Tarihe ‘Kara Salı’ olarak geçen Türkiye’nin büyük bölümünün elektriksiz kaldığı 31 Mart 2015, aynı zamanda İstanbul Adalet Sarayı’nda yaşanan rehin alma olayıyla ‘Kanlı Salı’ya dönüştü. Berkin Elvan soruşturmasının savcısı Mehmet Selim Kiraz’ın teröristlerce rehin alınıp şehit edilmesinin ardından Avrupa’nın en büyük ve en iyi korunduğu iddia edilen adalet sarayına eli silahlı teröristlerin girmeyi nasıl başardığı sorusu gündeme geldi.

Adliyedeki odasında rehin aldıktan sonra İstanbul Cumhuriyet Başsavcılığı Memur Suçları Bürosu Savcısı Mehmet Selim Kiraz’ı şehit eden 2 teröristin adliyeye avukat cübbesiyle girdiği gelen bilgiler arasında. Aynı zamanda çıkardıkları sahte avukat kimliklerini güvenliğe göstererek X-ray cihazından geçmeden adliyeye girmeyi başaran teröristlerin üstleri de aranmadı.

Silahlarıyla birlikte Savcı Kiraz’ın odasına çıkan iki terörist, savcıyı etkisiz hale getirdikten sonra kapıyı da arkadan kilitledi. Baskın sırasında panik butonuna basan Savcı Kiraz’ın yardımına koşan güvenlik görevlileri kapının kilitli olmasından dolayı içeri giremedi.

Güvenlik güçlerinin operasyon gerçekleştirmesinden sonra Savcı Kiraz, hastaneye kaldırılırken teröristlerce bomba yerleştirildiği şüphesiyle odasında inceleme yapıldı. Odadaki çanta kontrollü şekilde patlatılırken çantada bomba olmadığı belirlendi.

Olay yeri inceleme ekipleri şehit düşen Savcı Kiraz’ın odasında ve çevresinde incelemelerine devam ediyor.

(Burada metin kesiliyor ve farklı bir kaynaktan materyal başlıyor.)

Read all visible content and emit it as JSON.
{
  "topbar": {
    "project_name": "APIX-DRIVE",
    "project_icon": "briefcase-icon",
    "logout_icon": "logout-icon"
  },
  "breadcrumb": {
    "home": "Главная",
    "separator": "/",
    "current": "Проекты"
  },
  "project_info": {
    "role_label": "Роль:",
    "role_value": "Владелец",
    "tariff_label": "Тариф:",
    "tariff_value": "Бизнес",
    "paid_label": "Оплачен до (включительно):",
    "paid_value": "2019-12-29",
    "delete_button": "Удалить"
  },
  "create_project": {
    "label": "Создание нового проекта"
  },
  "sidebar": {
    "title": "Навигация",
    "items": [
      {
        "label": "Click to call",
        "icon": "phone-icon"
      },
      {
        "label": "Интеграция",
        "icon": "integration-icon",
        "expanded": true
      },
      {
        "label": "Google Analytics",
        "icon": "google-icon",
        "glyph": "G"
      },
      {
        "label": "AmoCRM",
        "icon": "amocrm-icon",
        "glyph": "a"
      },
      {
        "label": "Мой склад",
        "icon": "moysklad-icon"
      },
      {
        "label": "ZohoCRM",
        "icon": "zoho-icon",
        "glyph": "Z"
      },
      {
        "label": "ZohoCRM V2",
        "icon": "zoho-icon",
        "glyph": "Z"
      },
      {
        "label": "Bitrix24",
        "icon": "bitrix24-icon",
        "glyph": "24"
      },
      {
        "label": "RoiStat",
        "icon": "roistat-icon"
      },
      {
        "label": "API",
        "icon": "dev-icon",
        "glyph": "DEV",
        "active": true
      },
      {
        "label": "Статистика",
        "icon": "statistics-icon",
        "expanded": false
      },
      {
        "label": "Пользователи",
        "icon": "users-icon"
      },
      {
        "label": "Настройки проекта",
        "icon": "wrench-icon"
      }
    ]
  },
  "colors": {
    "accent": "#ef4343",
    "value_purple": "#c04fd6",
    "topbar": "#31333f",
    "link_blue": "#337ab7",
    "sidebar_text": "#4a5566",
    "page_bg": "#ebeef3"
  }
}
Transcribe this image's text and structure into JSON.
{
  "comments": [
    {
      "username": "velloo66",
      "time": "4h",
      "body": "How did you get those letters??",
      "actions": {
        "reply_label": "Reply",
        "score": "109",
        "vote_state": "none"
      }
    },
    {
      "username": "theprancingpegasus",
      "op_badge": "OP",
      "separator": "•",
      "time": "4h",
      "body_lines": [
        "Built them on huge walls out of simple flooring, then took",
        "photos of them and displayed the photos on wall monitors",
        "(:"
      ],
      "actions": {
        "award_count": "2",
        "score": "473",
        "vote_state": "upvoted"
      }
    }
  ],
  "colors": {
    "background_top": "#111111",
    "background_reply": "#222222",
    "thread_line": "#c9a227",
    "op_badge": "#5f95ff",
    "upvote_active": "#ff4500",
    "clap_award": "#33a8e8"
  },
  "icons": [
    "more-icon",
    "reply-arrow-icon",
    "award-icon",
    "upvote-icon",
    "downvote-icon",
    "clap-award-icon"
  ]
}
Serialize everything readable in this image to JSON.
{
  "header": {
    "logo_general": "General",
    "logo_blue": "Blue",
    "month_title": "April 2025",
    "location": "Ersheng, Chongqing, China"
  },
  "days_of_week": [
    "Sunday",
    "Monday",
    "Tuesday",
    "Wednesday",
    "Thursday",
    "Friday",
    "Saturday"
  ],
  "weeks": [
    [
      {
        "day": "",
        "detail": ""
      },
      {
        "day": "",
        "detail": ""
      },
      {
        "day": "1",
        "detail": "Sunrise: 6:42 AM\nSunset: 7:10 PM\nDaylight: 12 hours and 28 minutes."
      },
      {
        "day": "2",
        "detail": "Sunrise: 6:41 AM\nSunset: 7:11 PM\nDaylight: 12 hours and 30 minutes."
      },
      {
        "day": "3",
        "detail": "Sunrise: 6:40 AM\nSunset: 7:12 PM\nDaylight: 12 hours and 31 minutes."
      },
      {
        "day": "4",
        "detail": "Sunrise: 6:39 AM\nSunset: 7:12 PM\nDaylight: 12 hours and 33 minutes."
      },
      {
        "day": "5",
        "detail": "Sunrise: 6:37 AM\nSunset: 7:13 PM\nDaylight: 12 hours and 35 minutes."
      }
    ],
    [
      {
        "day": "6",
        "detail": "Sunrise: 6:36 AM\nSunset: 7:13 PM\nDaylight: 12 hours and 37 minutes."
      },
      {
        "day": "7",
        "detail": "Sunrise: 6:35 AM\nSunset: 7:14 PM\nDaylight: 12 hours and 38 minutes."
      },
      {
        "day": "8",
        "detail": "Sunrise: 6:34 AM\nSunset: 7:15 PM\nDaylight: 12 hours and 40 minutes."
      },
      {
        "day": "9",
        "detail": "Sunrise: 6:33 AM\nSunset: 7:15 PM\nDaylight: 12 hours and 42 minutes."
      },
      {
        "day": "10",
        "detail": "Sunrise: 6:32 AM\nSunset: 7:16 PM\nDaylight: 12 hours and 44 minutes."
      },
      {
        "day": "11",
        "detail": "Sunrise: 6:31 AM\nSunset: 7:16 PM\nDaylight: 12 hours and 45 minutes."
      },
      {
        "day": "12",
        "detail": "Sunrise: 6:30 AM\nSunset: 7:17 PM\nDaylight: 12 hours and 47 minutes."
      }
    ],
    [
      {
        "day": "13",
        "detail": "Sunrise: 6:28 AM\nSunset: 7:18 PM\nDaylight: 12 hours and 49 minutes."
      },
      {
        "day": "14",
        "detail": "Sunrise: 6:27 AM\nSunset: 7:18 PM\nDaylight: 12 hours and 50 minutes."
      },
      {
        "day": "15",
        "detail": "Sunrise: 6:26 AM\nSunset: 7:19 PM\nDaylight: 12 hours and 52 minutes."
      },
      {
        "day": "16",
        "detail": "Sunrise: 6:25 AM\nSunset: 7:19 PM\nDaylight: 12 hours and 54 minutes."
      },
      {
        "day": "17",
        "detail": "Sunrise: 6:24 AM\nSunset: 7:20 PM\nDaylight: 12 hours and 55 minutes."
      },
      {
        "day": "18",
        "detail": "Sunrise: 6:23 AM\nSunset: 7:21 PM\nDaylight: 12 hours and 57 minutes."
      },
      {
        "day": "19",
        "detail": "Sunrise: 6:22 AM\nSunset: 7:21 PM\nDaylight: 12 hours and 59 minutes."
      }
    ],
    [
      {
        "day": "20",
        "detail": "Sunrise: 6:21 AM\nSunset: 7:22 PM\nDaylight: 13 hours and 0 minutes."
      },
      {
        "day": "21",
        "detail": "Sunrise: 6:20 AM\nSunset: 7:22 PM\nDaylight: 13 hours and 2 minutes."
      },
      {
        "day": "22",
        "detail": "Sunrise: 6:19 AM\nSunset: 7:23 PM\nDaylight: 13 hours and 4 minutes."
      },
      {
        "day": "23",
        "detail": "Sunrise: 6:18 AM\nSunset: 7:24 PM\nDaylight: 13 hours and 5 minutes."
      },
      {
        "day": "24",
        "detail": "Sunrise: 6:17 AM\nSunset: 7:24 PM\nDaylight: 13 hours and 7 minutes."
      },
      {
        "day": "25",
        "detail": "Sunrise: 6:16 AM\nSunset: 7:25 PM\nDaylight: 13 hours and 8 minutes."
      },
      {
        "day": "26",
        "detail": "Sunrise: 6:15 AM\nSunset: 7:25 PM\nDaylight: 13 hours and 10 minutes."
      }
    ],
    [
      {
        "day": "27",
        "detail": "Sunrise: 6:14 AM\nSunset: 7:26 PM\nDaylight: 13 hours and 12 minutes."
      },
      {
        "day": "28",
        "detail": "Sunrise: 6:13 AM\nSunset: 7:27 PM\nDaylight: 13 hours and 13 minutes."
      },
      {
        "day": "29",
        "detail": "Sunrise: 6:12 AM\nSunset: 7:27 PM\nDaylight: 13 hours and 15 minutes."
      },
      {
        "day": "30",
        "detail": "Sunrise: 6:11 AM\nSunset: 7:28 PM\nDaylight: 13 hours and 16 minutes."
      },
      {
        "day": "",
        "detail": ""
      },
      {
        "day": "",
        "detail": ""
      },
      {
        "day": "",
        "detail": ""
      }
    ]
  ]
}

Adliye Sarayını günde 45 bin kişi kullanıyor

Yapımına 2006 yılında başlanan ve 126 dönümlük arazi üzerine inşa edilen İstanbul Adalet Sarayı 5 ana blok, 336 savcı odası, 298 mahkeme salonu, 51 icra dairesi, 500 ve 180 kişilik 2 tane konferans salonu, 2 bin 600 araçlık otopark, 2 bin 200 kişilik yemekhane, 180 kişilik kreşten oluşuyor. 550’si hakim ve savcı olmak üzere 5 bin kişi çalışabileceği şekilde tasarlanan İstanbul Adalet Sarayı’nda 1600 oda bulunuyor. Çağlayan Adliyesi’ni günde 45 bin kişi kullanıyor.